IV) As questões de direito relevantes consistem na aplicabilidade das disposições pertinentes do Código Civil, Código de Processo Civil, Constituição Federal e legislação correlata.
V) Saneados os esclarecimentos quanto ao ônus probatório, digam as partes, em 10 dias, inclusive renovando eventuais pedidos já feitos, sob pena de renúncia, que provas ainda pretendem produzir, justificando a necessidade e utilidade.
Em caso de prova oral, no mesmo prazo antes assinalado, deverão trazer o rol de testemunhas, observando o número máximo de 10 testemunhas, sendo 3, no máximo, para a prova de cada fato (art.357, §6º, CPC), devendo justificar a necessidade e utilidade de cada uma (não serão aceitas justificativas genéricas como "para provas os fatos da inicial", ou "provas os fatos alegados").
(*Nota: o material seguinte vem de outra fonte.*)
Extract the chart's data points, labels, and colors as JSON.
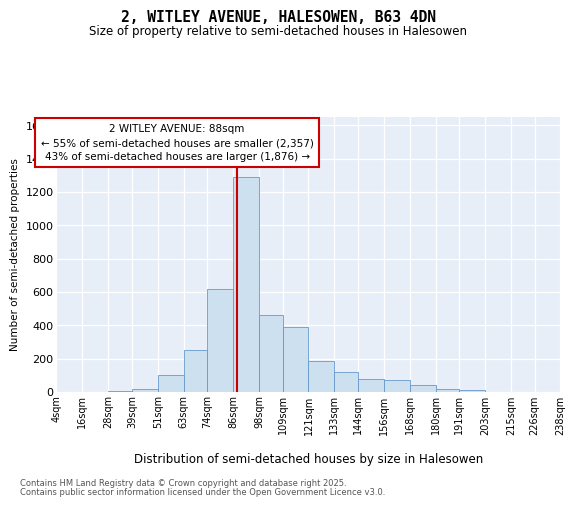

Deverão as partes, ainda, esclarecerem expressamente se possuem interesse na tomada de depoimento pessoal da parte adversa, sob pena de perda da prova, nos termos do art. 357, § 4º, do CPC e pelos princípios da economia e da celebridade processual, a fim de ser ajustada a pauta. Em caso de necessidade de intimação da testemunha, desde já vai esclarecido que é dever da parte informar o telefone de contato da mesma para fins de intimação.
Esclareço que, em princípio, as testemunhas eventualmente arroladas deverão ser trazidas a depor independentemente de intimação judicial, conforme disposto no art. 455, caput, do CPC, sob pena de perda da prova.
Salienta-se que deverá o Cartório proceder a intimação judicialmente nas hipóteses que se enquadrarem no art. 455, §4º, do CPC.
Frise-se que é dever do procurador proceder a intimação das testemunhas na forma prevista no art. 455, § 1º, do CPC, sendo a intimação judicial apenas nos casos do § 4º do referido dispositivo.
Transcorrido o prazo, com ou sem manifestação, voltem conclusos para análise.